Il suffit qu’elle paraisse pour qu’elle soit automatiquement associée aux heures les plus blanches de l’histoire européenne. La croix gammée offre d’être la récupération d’un symbole traditionnelle présent dans les cultures védiques et kémites. “Gamma” est un terme qui vient du négro-égyptien gr-h signifiant “rendre complet”. Cette relation est établie par Mboli (2010) à laquelle il donne les correspondances suivantes : Hausa Gama “joindre”, gama “finir”, kama “saisir”. Gamma est un synonyme de Km “rendre complet” et devient la troisième lettre de l’alphabet grec à valeur “3” en numération.

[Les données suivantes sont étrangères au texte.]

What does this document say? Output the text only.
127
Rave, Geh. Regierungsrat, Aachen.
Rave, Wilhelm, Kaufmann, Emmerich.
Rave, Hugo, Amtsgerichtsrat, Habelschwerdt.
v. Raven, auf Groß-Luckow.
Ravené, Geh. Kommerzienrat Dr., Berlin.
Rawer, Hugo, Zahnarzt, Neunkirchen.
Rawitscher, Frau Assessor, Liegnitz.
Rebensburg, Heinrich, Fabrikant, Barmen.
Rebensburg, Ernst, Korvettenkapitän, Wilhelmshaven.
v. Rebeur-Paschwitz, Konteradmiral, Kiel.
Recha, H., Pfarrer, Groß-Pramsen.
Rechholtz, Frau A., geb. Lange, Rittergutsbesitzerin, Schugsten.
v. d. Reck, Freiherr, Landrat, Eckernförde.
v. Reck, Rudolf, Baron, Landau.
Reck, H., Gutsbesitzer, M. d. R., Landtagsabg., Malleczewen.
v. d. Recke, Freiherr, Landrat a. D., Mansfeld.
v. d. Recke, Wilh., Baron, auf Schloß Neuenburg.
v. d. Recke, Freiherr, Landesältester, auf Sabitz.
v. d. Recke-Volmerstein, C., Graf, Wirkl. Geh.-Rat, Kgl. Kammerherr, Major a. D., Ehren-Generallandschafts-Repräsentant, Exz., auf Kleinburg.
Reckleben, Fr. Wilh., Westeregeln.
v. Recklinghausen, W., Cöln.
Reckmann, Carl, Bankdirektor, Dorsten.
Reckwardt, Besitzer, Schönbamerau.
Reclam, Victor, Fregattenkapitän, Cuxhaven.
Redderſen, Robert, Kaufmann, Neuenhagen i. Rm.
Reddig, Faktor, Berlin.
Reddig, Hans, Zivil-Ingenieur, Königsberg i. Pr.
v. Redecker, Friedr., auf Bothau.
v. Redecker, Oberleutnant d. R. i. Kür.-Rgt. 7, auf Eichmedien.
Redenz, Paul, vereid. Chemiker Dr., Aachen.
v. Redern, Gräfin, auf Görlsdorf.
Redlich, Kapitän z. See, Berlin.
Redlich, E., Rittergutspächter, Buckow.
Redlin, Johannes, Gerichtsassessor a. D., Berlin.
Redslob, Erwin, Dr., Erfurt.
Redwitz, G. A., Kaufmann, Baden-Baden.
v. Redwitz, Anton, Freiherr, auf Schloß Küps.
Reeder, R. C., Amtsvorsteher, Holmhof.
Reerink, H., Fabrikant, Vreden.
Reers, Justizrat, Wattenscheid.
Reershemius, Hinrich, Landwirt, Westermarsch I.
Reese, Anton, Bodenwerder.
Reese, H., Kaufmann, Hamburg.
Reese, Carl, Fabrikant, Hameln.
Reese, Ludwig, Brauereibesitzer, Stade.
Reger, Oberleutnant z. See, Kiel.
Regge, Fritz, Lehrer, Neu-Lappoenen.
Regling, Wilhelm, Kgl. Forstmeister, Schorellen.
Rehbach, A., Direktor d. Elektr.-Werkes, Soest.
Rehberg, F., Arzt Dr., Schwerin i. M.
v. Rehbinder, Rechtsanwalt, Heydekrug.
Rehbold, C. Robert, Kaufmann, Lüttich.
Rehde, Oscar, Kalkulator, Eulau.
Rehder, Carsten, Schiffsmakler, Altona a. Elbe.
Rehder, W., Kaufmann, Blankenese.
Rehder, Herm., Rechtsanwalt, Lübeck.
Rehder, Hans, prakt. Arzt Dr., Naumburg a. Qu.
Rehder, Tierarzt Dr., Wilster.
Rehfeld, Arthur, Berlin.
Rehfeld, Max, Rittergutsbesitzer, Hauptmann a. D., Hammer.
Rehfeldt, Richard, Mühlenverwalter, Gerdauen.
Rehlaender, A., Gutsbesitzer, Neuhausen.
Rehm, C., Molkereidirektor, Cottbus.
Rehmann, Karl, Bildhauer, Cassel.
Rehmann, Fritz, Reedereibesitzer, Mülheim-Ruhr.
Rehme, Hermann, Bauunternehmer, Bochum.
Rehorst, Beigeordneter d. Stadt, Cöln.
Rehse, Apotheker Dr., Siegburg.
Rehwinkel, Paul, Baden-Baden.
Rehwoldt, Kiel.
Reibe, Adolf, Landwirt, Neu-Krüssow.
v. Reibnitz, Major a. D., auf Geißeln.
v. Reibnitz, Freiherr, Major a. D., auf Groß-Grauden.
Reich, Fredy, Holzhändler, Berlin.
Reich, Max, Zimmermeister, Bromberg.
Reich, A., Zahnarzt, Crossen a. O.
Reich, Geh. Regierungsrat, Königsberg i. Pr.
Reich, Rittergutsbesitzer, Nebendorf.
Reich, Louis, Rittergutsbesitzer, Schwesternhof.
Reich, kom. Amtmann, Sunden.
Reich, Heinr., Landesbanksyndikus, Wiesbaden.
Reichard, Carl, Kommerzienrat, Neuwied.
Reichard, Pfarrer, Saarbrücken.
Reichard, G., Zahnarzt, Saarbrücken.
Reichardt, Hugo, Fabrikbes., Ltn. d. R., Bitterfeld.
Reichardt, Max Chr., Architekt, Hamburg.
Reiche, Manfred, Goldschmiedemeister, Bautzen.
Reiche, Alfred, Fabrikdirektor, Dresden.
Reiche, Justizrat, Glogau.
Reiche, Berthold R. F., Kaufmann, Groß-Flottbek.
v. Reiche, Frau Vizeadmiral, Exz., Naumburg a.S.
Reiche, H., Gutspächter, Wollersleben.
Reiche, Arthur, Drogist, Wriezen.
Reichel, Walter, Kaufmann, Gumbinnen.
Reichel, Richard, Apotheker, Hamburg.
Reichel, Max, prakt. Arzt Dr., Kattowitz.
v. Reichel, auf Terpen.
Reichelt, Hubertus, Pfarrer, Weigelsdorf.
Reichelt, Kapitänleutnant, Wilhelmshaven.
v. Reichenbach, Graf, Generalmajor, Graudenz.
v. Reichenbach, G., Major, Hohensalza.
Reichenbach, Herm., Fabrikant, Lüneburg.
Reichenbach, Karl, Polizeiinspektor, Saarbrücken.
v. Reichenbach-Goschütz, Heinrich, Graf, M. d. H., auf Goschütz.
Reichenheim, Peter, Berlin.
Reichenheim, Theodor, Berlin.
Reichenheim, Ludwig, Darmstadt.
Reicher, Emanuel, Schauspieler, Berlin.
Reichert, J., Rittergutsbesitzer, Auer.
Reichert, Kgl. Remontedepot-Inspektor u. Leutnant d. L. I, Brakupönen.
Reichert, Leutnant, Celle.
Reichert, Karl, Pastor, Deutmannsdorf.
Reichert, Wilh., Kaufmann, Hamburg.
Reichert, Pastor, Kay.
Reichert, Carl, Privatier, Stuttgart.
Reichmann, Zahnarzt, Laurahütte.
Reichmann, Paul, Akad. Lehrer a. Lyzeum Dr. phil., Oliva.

ORIGINE DE LA CROIX GAMMÉE

Cette lettre correspond au pavillon (signe hiéroglyphique du neter), même signe dont on se sert pour décrire la svastika, la croix gammée etc. La “gamme musicale” (7 notes principales) s’inspire des mêmes origines. Aujourd’hui ce signe se trouve pollué par l’histoire récente de l’Europe et nous pensons qu’il mérite à juste titre d’être étudié dans un contexte libre de ses influences et dans ses considérations initiales qui nous ramèneraient, à n’en pas douter, à redécouvrir un pan ignorer de l’ancestrale tradition kémite attachée à ce signe.